Consistency as an asset
When several documents start from the same base, your firm speaks with one voice. That's a credibility gain as much as a time gain. Put the bricks of this chapter end to end: minutes always structured the same way, adaptations faithful to the substance, shared templates, systematic review — you get the document output of a firm much bigger than yours, without hiring.
And the benefit compounds over time: every template created, every phrasing saved enriches your capital. After three months, Marc hardly "writes" anymore in the sense he used to: he briefs, he validates, he adjusts. His relationship to professional writing has changed in nature — and the twenty minutes per document have become four.
Context
After a team meeting on migrating to the new invoicing software, Marc must produce three deliverables before tonight: structured internal minutes, an announcement email to clients, and he wants to use the opportunity to create the minutes template the whole team will use from now on. His notes are messy, taken on the fly on his phone during the meeting.
Instructions
- Paste real meeting notes (even rough, even telegraphic).
- Ask for the structured minutes: decisions / actions (who, when) / open points, with the "TO CLARIFY" instruction for the gaps.
- Spot the "TO CLARIFY" slots: these are your clarifications to request from the team.

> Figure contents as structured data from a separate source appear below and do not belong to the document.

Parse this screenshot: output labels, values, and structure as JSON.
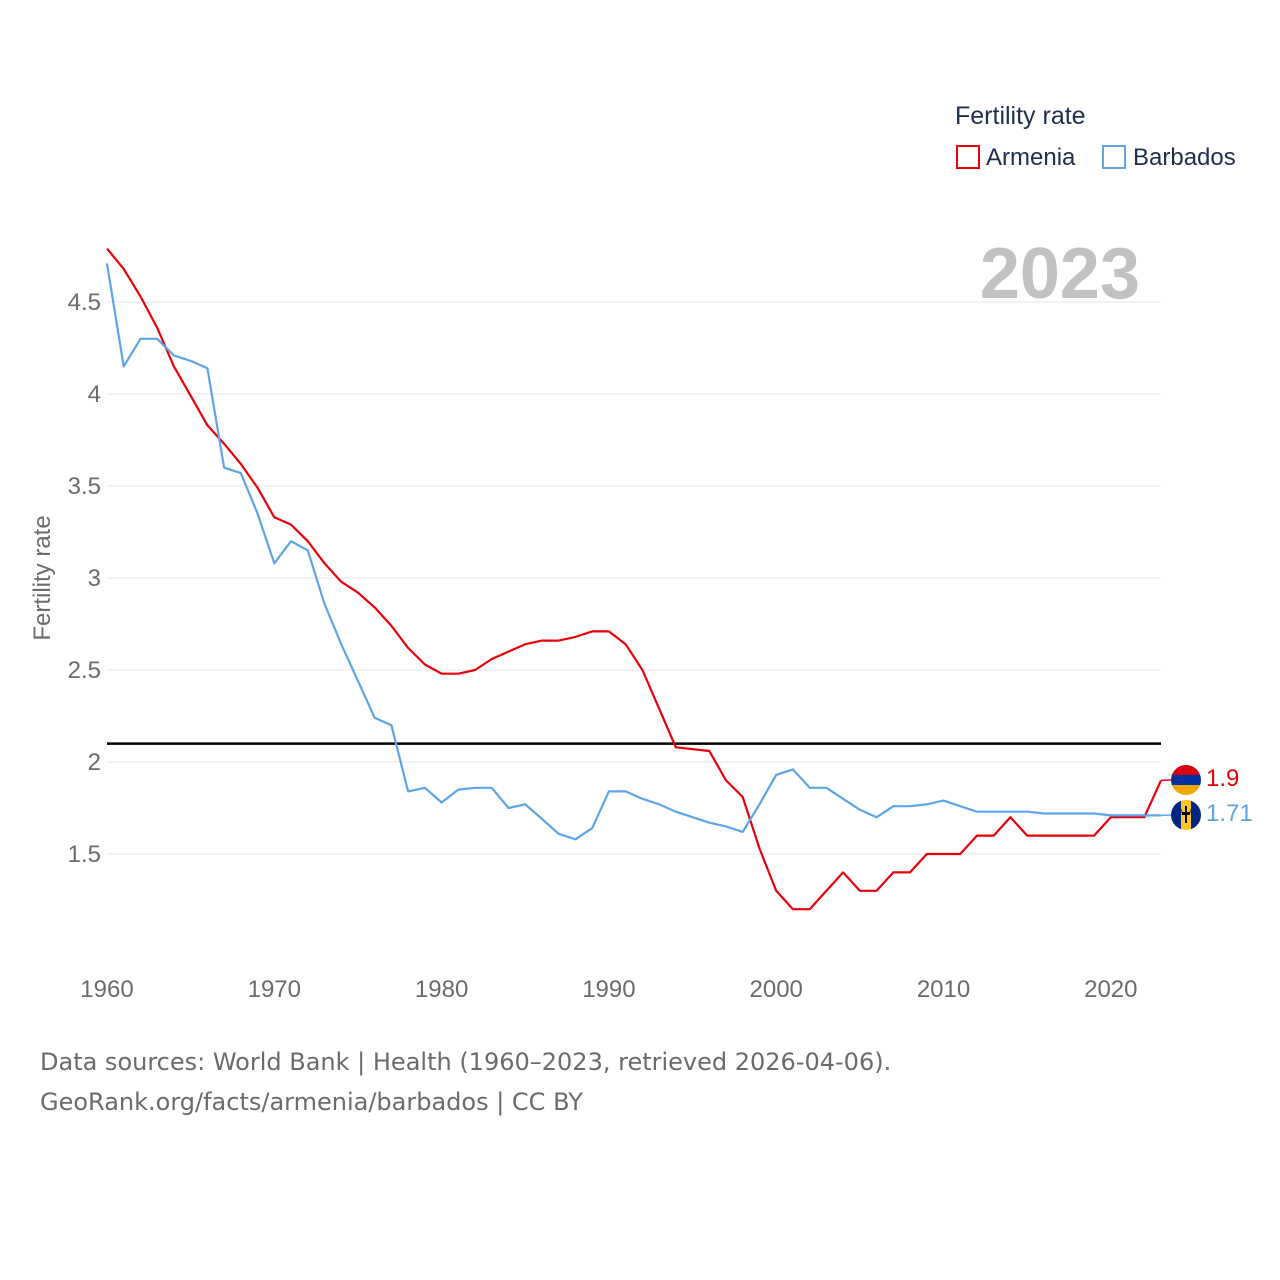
{
  "chart_data": {
    "type": "line",
    "legend_title": "Fertility rate",
    "ylabel": "Fertility rate",
    "year_watermark": "2023",
    "ylim": [
      0.95,
      4.9
    ],
    "xlim": [
      1960,
      2023
    ],
    "y_ticks": [
      "4.5",
      "4",
      "3.5",
      "3",
      "2.5",
      "2",
      "1.5"
    ],
    "y_tick_values": [
      4.5,
      4,
      3.5,
      3,
      2.5,
      2,
      1.5
    ],
    "x_ticks": [
      "1960",
      "1970",
      "1980",
      "1990",
      "2000",
      "2010",
      "2020"
    ],
    "x_tick_values": [
      1960,
      1970,
      1980,
      1990,
      2000,
      2010,
      2020
    ],
    "reference_line": 2.1,
    "series": [
      {
        "name": "Armenia",
        "color": "#e8000b",
        "end_label": "1.9",
        "start_year": 1960,
        "values": [
          4.79,
          4.68,
          4.53,
          4.36,
          4.15,
          3.99,
          3.83,
          3.73,
          3.62,
          3.49,
          3.33,
          3.29,
          3.2,
          3.08,
          2.98,
          2.92,
          2.84,
          2.74,
          2.62,
          2.53,
          2.48,
          2.48,
          2.5,
          2.56,
          2.6,
          2.64,
          2.66,
          2.66,
          2.68,
          2.71,
          2.71,
          2.64,
          2.5,
          2.29,
          2.08,
          2.07,
          2.06,
          1.9,
          1.81,
          1.53,
          1.3,
          1.2,
          1.2,
          1.3,
          1.4,
          1.3,
          1.3,
          1.4,
          1.4,
          1.5,
          1.5,
          1.5,
          1.6,
          1.6,
          1.7,
          1.6,
          1.6,
          1.6,
          1.6,
          1.6,
          1.7,
          1.7,
          1.7,
          1.9
        ]
      },
      {
        "name": "Barbados",
        "color": "#5da5e6",
        "end_label": "1.71",
        "start_year": 1960,
        "values": [
          4.71,
          4.15,
          4.3,
          4.3,
          4.21,
          4.18,
          4.14,
          3.6,
          3.57,
          3.35,
          3.08,
          3.2,
          3.15,
          2.86,
          2.64,
          2.44,
          2.24,
          2.2,
          1.84,
          1.86,
          1.78,
          1.85,
          1.86,
          1.86,
          1.75,
          1.77,
          1.69,
          1.61,
          1.58,
          1.64,
          1.84,
          1.84,
          1.8,
          1.77,
          1.73,
          1.7,
          1.67,
          1.65,
          1.62,
          1.77,
          1.93,
          1.96,
          1.86,
          1.86,
          1.8,
          1.74,
          1.7,
          1.76,
          1.76,
          1.77,
          1.79,
          1.76,
          1.73,
          1.73,
          1.73,
          1.73,
          1.72,
          1.72,
          1.72,
          1.72,
          1.71,
          1.71,
          1.71,
          1.71
        ]
      }
    ]
  },
  "footer": {
    "line1": "Data sources: World Bank | Health (1960–2023, retrieved 2026-04-06).",
    "line2": "GeoRank.org/facts/armenia/barbados | CC BY"
  }
}
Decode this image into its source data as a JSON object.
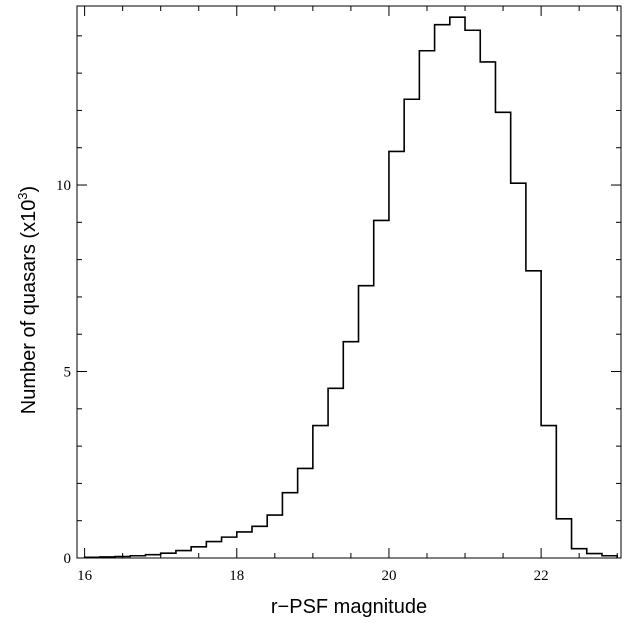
{
  "chart_data": {
    "type": "bar",
    "subtype": "step-histogram",
    "title": "",
    "xlabel": "r−PSF magnitude",
    "ylabel": {
      "text": "Number of quasars (x10",
      "superscript": "3",
      "suffix": ")"
    },
    "xlim": [
      15.9,
      23.05
    ],
    "ylim": [
      0,
      14.8
    ],
    "x_ticks": [
      16,
      18,
      20,
      22
    ],
    "x_minor_step": 0.5,
    "y_ticks": [
      0,
      5,
      10
    ],
    "y_minor_step": 1,
    "bin_edges": [
      16.0,
      16.2,
      16.4,
      16.6,
      16.8,
      17.0,
      17.2,
      17.4,
      17.6,
      17.8,
      18.0,
      18.2,
      18.4,
      18.6,
      18.8,
      19.0,
      19.2,
      19.4,
      19.6,
      19.8,
      20.0,
      20.2,
      20.4,
      20.6,
      20.8,
      21.0,
      21.2,
      21.4,
      21.6,
      21.8,
      22.0,
      22.2,
      22.4,
      22.6,
      22.8,
      23.0
    ],
    "values": [
      0.02,
      0.03,
      0.04,
      0.06,
      0.09,
      0.13,
      0.2,
      0.3,
      0.44,
      0.56,
      0.7,
      0.85,
      1.15,
      1.75,
      2.4,
      3.55,
      4.55,
      5.8,
      7.3,
      9.05,
      10.9,
      12.3,
      13.6,
      14.3,
      14.5,
      14.15,
      13.3,
      11.95,
      10.05,
      7.7,
      3.55,
      1.05,
      0.25,
      0.12,
      0.06
    ],
    "grid": false,
    "line_color": "#000000"
  }
}
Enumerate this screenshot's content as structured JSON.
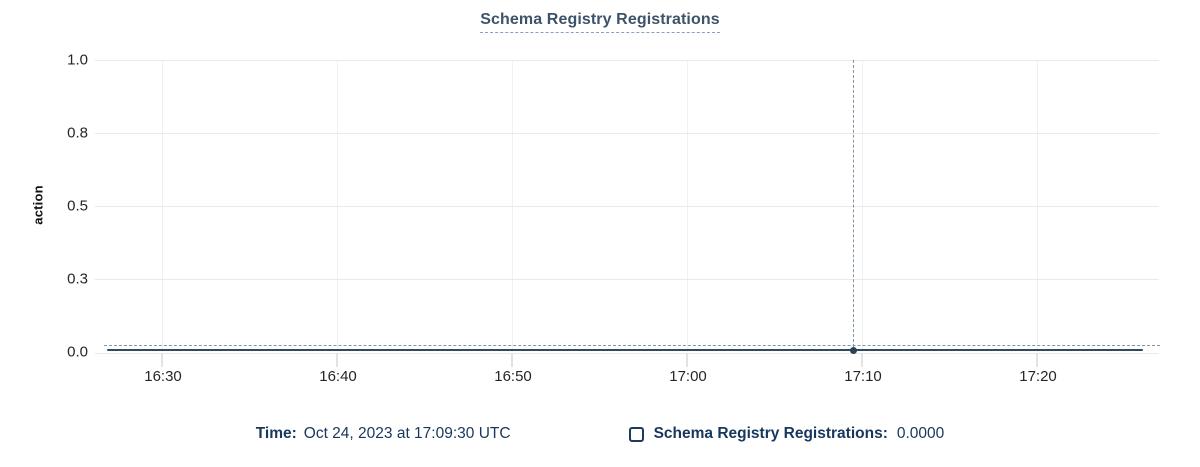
{
  "title": "Schema Registry Registrations",
  "colors": {
    "title_text": "#3d5369",
    "title_underline": "#8aa0b8",
    "series_line": "#35495e",
    "series_dot": "#2c4257",
    "crosshair": "#7e95ab",
    "grid_horizontal": "#e9e9e9",
    "grid_vertical": "#f0f0f0",
    "axis_text": "#262626",
    "legend_text": "#17375d",
    "background": "#ffffff"
  },
  "chart_data": {
    "type": "line",
    "title": "Schema Registry Registrations",
    "xlabel": "",
    "ylabel": "action",
    "ylim": [
      0.0,
      1.0
    ],
    "grid": true,
    "legend_position": "bottom",
    "x_tick_labels": [
      "16:30",
      "16:40",
      "16:50",
      "17:00",
      "17:10",
      "17:20"
    ],
    "y_ticks": [
      {
        "label": "1.0",
        "value": 1.0
      },
      {
        "label": "0.8",
        "value": 0.75
      },
      {
        "label": "0.5",
        "value": 0.5
      },
      {
        "label": "0.3",
        "value": 0.25
      },
      {
        "label": "0.0",
        "value": 0.0
      }
    ],
    "series": [
      {
        "name": "Schema Registry Registrations",
        "description": "flat line at 0 across the entire visible window (approx 16:26 to 17:26)",
        "constant_value": 0.0,
        "highlighted_point": {
          "time": "17:09:30",
          "value": 0.0
        }
      }
    ],
    "crosshair": {
      "time": "17:09:30",
      "value": 0.0
    }
  },
  "tooltip": {
    "time_label": "Time:",
    "time_value": "Oct 24, 2023 at 17:09:30 UTC",
    "series_label": "Schema Registry Registrations:",
    "series_value": "0.0000"
  }
}
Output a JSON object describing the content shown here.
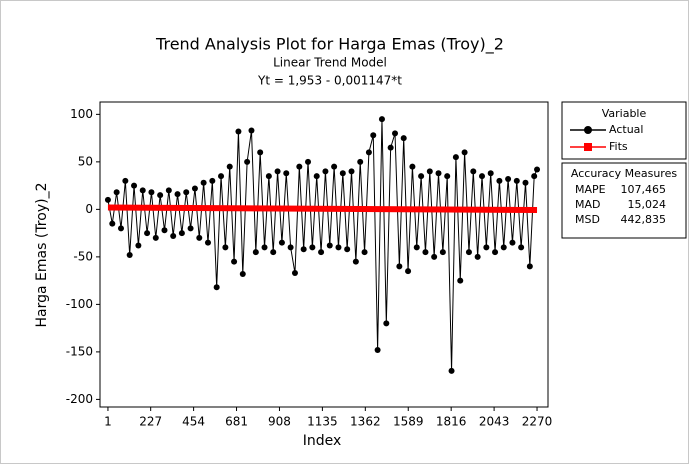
{
  "chart_data": {
    "type": "line",
    "title": "Trend Analysis Plot for Harga Emas (Troy)_2",
    "subtitle": "Linear Trend Model",
    "equation": "Yt = 1,953 - 0,001147*t",
    "x_label": "Index",
    "y_label": "Harga Emas (Troy)_2",
    "legend_title": "Variable",
    "series": [
      {
        "name": "Actual",
        "color": "#000000",
        "x": [
          1,
          24,
          47,
          70,
          93,
          116,
          139,
          162,
          185,
          208,
          231,
          254,
          277,
          300,
          323,
          346,
          369,
          392,
          415,
          438,
          461,
          484,
          507,
          530,
          553,
          576,
          599,
          622,
          645,
          668,
          691,
          714,
          737,
          760,
          783,
          806,
          829,
          852,
          875,
          898,
          921,
          944,
          967,
          990,
          1013,
          1036,
          1059,
          1082,
          1105,
          1128,
          1151,
          1174,
          1197,
          1220,
          1243,
          1266,
          1289,
          1312,
          1335,
          1358,
          1381,
          1404,
          1427,
          1450,
          1473,
          1496,
          1519,
          1542,
          1565,
          1588,
          1611,
          1634,
          1657,
          1680,
          1703,
          1726,
          1749,
          1772,
          1795,
          1818,
          1841,
          1864,
          1887,
          1910,
          1933,
          1956,
          1979,
          2002,
          2025,
          2048,
          2071,
          2094,
          2117,
          2140,
          2163,
          2186,
          2209,
          2232,
          2255,
          2270
        ],
        "values": [
          10,
          -15,
          18,
          -20,
          30,
          -48,
          25,
          -38,
          20,
          -25,
          18,
          -30,
          15,
          -22,
          20,
          -28,
          16,
          -25,
          18,
          -20,
          22,
          -30,
          28,
          -35,
          30,
          -82,
          35,
          -40,
          45,
          -55,
          82,
          -68,
          50,
          83,
          -45,
          60,
          -40,
          35,
          -45,
          40,
          -35,
          38,
          -40,
          -67,
          45,
          -42,
          50,
          -40,
          35,
          -45,
          40,
          -38,
          45,
          -40,
          38,
          -42,
          40,
          -55,
          50,
          -45,
          60,
          78,
          -148,
          95,
          -120,
          65,
          80,
          -60,
          75,
          -65,
          45,
          -40,
          35,
          -45,
          40,
          -50,
          38,
          -45,
          35,
          -170,
          55,
          -75,
          60,
          -45,
          40,
          -50,
          35,
          -40,
          38,
          -45,
          30,
          -40,
          32,
          -35,
          30,
          -40,
          28,
          -60,
          35,
          42
        ]
      },
      {
        "name": "Fits",
        "color": "#ff0000",
        "x": [
          1,
          2270
        ],
        "values": [
          1.952,
          -0.651
        ]
      }
    ],
    "accuracy": {
      "title": "Accuracy Measures",
      "rows": [
        [
          "MAPE",
          "107,465"
        ],
        [
          "MAD",
          "15,024"
        ],
        [
          "MSD",
          "442,835"
        ]
      ]
    },
    "xlim": [
      -41,
      2328
    ],
    "ylim": [
      -208,
      113
    ],
    "xticks": [
      1,
      227,
      454,
      681,
      908,
      1135,
      1362,
      1589,
      1816,
      2043,
      2270
    ],
    "yticks": [
      -200,
      -150,
      -100,
      -50,
      0,
      50,
      100
    ]
  }
}
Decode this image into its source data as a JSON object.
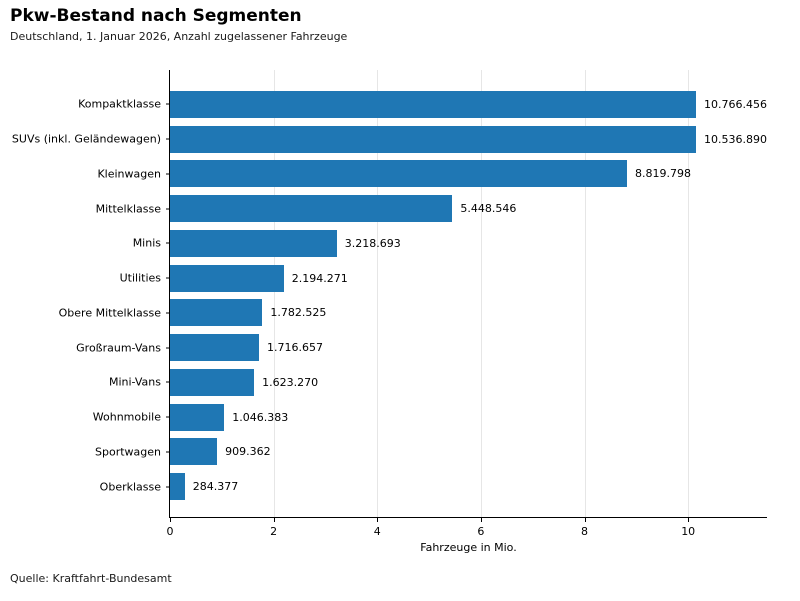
{
  "header": {
    "title": "Pkw-Bestand nach Segmenten",
    "subtitle": "Deutschland, 1. Januar 2026, Anzahl zugelassener Fahrzeuge"
  },
  "footer": {
    "source": "Quelle: Kraftfahrt-Bundesamt"
  },
  "chart_data": {
    "type": "bar",
    "orientation": "horizontal",
    "title": "Pkw-Bestand nach Segmenten",
    "subtitle": "Deutschland, 1. Januar 2026, Anzahl zugelassener Fahrzeuge",
    "xlabel": "Fahrzeuge in Mio.",
    "categories": [
      "Kompaktklasse",
      "SUVs (inkl. Geländewagen)",
      "Kleinwagen",
      "Mittelklasse",
      "Minis",
      "Utilities",
      "Obere Mittelklasse",
      "Großraum-Vans",
      "Mini-Vans",
      "Wohnmobile",
      "Sportwagen",
      "Oberklasse"
    ],
    "values": [
      10766456,
      10536890,
      8819798,
      5448546,
      3218693,
      2194271,
      1782525,
      1716657,
      1623270,
      1046383,
      909362,
      284377
    ],
    "value_labels": [
      "10.766.456",
      "10.536.890",
      "8.819.798",
      "5.448.546",
      "3.218.693",
      "2.194.271",
      "1.782.525",
      "1.716.657",
      "1.623.270",
      "1.046.383",
      "909.362",
      "284.377"
    ],
    "xticks": [
      0,
      2,
      4,
      6,
      8,
      10
    ],
    "xlim": [
      0,
      11.54
    ],
    "grid": "vertical-on",
    "legend": "none",
    "colors": {
      "bar": "#1f77b4",
      "gridline": "#e6e6e6",
      "spine": "#000000",
      "text": "#000000"
    }
  }
}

- Ask for a 10-line client version from the same content, reassuring tone, zero jargon.
- Check consistency: are the dates and decisions strictly identical between the two versions?
- Ask for the extraction of a reusable minutes template from the result.
- Run a critical review pass on the client version: "what obvious question will a client ask that this email doesn't address?"
In summary
- You no longer start from a blank page: you correct a first draft, which is ten times faster.
- Raw notes become clear minutes in one request — demand "who does what, by when".
- The "TO CLARIFY rather than invent" instruction protects your factual documents.
- The same content adapts per audience without losing consistency: always start from a single source.
- For delicate emails, give the relationship stakes, not just the facts, and ask for 2 variants.
- The template by example (2 documents you're proud of) mirrors your formatting once and for all.
- Critical review ("what question will the reader ask?") avoids back-and-forth exchanges.
- Document consistency strengthens your credibility — and the capital compounds over time.
Quiz — check your understanding
1. Which structure makes minutes actionable?
2. How do you keep consistency across several versions?
3. Why add "write TO CLARIFY rather than inventing" to a minutes brief?
4. For a delicate email (price increase to a fragile client), what should the brief include?
5. What is the "template by example" technique?